Me. I wanted a break. My muscles hate me.
But I made it through; making me realize I’m neglecting an important part of this process: Stretching.
I usually finish whatever workout I picked; jump in the shower, then get right to work on writing (yes, more reviews and stories are forthcoming). This is just to maximize whatever time I have left in the night to hit my rather lofty sales goals. But the cramps, mostly in my calves, are not fun. Those are not good pain, just PAIN pain. Way back in the stone ages when I was taking Karate, stretching was pretty damn important. Like with the weight training, I’ll need to make time for that.
I like to have a few episodes ready to go in a season before I start it and it was worth the wait. I do have entirely too much emotional investment in this story.
This is the point in the C25K saga where the intervals get longer and longer. I can already feel my legs aching more but it’s a good kind of pain. Progress type pain.
In terms of my diet… I went off the rails over the weekend. I didn’t wanna cook so I ordered a bunch of food. I knew the Sandexa would keep me from any sort of overeating (no really, I get full SO fast) so, I could indulge a little – I needed some baked ziti in my life – and have plenty of leftovers to work on later.
I haven’t lost more weight yet but I’m sure that will come eventually.
On my days off, I like to go back to my lockdown habit of getting up and immediately putting on running gear to make myself workout first thing instead of waiting until the evening.
I also figured out what’s the deal with skipping weight workouts. Something in my head equates a “proper” workout with tons of movement and sweating – high cardio – and not laying on the ground with weights doing crunches. I have the cardio = weight loss idea in my head and think that it’s the only way to get to my goal when it’s not. Building muscle is important, too.
I started Saxenda on April 29th and since then, I have gone from 230 pounds to 225 pounds. This is about a pound or so a week. I am cautiously optimistic about this but I am withholding celebrations until I’m out of the 200 club. When I’m under 200 pounds and stay there, I’ll feel like I really accomplished something.
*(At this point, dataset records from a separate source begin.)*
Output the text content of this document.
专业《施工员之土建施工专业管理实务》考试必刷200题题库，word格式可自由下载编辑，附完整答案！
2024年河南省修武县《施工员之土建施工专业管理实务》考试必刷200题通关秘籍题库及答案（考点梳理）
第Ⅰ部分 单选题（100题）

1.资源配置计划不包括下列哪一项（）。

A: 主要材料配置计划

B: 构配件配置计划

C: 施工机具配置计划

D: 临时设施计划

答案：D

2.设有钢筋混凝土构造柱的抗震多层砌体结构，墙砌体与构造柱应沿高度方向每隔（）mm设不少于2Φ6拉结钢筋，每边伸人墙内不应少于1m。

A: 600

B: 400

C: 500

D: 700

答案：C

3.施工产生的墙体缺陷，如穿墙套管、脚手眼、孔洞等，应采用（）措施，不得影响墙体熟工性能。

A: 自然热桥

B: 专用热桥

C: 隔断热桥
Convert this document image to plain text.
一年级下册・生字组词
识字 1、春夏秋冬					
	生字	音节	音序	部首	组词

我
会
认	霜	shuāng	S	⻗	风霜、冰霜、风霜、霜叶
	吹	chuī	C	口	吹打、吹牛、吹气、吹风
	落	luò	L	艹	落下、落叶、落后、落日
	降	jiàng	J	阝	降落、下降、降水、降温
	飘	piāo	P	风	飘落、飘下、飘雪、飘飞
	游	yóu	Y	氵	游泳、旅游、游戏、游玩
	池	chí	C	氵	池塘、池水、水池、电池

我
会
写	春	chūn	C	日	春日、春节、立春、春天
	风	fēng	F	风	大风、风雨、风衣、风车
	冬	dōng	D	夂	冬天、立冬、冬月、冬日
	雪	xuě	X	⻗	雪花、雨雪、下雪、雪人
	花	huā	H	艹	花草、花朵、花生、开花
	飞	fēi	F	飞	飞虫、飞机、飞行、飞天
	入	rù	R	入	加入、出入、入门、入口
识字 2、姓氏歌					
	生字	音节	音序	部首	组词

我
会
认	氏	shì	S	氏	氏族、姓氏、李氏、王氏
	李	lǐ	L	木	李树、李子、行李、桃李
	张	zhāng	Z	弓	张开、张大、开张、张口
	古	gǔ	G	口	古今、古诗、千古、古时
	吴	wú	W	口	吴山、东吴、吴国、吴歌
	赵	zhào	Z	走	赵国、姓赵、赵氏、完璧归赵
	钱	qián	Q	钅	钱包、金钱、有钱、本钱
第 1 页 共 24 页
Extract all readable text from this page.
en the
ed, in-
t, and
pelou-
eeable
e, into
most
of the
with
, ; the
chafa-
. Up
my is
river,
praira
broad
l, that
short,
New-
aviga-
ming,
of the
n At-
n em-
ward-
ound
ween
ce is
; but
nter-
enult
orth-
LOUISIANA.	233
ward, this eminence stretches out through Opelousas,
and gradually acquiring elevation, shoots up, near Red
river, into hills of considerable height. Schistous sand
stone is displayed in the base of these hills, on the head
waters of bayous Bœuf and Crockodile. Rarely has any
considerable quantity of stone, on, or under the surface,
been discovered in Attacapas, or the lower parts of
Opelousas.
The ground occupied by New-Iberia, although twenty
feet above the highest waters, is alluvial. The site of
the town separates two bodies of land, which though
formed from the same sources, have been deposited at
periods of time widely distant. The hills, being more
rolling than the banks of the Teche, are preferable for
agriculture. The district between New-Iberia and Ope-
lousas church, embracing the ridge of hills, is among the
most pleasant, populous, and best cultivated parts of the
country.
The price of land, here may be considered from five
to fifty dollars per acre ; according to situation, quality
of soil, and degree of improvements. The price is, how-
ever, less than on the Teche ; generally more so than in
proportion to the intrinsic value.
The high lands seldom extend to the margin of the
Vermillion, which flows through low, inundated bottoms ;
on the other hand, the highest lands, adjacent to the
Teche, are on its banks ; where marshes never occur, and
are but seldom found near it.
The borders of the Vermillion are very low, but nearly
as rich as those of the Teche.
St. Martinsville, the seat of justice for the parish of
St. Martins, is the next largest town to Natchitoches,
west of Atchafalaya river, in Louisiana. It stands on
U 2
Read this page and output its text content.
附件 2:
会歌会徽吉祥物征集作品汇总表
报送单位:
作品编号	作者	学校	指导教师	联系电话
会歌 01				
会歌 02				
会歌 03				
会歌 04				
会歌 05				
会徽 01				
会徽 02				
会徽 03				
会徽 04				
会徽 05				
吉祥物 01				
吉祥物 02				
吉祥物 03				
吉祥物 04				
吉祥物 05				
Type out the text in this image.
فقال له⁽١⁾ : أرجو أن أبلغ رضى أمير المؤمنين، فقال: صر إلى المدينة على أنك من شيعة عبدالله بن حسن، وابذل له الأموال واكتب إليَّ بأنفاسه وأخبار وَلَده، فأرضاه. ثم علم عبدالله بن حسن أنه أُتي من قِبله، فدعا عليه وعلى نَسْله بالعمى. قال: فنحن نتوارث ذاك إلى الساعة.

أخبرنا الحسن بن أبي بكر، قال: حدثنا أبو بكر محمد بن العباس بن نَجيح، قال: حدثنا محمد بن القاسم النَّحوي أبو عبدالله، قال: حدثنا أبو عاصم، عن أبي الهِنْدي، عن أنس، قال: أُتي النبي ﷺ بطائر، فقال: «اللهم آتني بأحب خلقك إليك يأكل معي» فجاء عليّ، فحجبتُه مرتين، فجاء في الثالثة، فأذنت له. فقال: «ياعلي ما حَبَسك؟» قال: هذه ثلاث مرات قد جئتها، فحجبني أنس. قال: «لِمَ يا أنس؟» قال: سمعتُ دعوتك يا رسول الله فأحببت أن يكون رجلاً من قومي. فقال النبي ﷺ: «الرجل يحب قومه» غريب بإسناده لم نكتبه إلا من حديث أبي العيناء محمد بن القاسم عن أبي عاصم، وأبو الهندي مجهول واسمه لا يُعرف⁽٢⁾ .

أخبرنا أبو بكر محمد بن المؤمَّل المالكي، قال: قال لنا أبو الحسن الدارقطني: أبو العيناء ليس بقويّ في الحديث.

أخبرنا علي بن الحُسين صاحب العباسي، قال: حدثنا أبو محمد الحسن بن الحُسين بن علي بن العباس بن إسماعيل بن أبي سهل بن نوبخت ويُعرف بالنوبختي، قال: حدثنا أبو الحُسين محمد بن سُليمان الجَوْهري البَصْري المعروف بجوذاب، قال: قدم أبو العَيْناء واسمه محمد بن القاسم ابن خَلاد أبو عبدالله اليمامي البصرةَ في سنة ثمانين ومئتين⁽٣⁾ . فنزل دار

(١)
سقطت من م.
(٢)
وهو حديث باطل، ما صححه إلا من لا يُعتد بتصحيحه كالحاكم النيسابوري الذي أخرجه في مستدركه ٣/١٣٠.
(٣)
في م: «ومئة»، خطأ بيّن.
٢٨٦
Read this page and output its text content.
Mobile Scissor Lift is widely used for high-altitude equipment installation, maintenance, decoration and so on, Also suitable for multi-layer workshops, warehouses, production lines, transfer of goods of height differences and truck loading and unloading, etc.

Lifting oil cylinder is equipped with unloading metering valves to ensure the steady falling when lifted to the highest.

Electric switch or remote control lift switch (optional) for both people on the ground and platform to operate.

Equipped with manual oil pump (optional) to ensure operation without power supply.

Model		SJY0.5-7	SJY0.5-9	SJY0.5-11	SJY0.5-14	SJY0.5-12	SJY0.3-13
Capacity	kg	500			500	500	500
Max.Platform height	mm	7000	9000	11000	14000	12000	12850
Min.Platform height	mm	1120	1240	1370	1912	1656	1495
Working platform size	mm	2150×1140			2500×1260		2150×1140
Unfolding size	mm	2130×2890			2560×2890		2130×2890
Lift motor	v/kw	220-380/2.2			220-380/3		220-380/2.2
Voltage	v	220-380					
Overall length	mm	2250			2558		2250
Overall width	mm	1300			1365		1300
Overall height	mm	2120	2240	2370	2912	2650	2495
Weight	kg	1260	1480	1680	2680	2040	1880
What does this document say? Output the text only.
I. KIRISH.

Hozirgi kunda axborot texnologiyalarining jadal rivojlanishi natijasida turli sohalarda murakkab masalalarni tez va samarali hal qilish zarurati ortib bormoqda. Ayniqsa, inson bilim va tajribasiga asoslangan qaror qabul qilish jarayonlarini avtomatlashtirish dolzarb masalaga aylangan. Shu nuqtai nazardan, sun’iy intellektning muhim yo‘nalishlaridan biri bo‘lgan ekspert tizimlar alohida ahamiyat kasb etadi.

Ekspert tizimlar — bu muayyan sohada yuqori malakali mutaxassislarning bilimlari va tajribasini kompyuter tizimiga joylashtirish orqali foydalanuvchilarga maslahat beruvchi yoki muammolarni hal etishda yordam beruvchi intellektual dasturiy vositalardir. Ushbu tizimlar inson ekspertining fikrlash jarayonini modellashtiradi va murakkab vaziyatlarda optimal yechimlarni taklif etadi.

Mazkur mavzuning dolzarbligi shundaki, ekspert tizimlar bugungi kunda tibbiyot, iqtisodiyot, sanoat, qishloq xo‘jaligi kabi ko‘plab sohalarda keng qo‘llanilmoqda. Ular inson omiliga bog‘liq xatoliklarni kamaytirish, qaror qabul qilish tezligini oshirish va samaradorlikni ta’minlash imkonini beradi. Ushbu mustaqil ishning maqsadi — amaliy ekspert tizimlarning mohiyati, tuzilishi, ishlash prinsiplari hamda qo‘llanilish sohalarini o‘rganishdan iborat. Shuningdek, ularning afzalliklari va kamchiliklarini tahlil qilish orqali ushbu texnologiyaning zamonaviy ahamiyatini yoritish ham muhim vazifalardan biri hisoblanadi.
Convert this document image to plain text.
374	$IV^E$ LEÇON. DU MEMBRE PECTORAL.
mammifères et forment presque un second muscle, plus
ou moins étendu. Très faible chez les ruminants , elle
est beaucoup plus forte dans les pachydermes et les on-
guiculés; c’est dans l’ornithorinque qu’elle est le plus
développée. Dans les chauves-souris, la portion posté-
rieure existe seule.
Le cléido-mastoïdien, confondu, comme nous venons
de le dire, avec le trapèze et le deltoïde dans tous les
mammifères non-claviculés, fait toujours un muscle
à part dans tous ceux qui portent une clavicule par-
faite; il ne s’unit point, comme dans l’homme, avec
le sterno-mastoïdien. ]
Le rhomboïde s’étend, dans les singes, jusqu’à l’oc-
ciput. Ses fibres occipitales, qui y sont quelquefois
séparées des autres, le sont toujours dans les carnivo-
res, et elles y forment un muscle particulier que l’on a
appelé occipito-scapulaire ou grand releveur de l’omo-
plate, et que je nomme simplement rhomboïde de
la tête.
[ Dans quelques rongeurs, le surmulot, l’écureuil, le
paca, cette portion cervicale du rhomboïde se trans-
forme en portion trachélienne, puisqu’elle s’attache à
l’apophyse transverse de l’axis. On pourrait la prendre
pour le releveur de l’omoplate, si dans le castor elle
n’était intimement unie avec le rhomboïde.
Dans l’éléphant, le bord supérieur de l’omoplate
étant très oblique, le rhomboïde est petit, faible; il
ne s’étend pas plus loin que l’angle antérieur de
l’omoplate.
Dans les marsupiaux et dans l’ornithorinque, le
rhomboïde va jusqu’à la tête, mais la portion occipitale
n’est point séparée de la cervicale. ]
I don’t have any other metric because I didn’t think to take my measurements until 2 weeks into the meds. Didn’t take a picture, either. For the same reason I’m not celebrating the 5 pound loss:
I’ve been at this weight loss thing since… Shit, I’ve been trying to lose weight since high school when a couple little shits decided it would be cute to oink at me when I walked by. My lowest weight was 179 and then I got pregnant. I’ve been trying to get back to 179 since then and haven’t been able to. I’ve avoided a lot of talking about it since I didn’t want to end up another Amberlynn Reid. My blog is monetized after all and weight loss is a hot keyword. It’s fair for someone to assume I’m in this to make money off my story.
If you saw how little I make from ads you’d realize that’s not the case but, I can see the thought process.
To sum up, I am hopeful but diligent.
And no, oinking at me and ridiculing me did not motivate me to lose weight. It made me feel bad my progress was slow and I’d give up. Don’t do that to people, guys. It’s not helpful.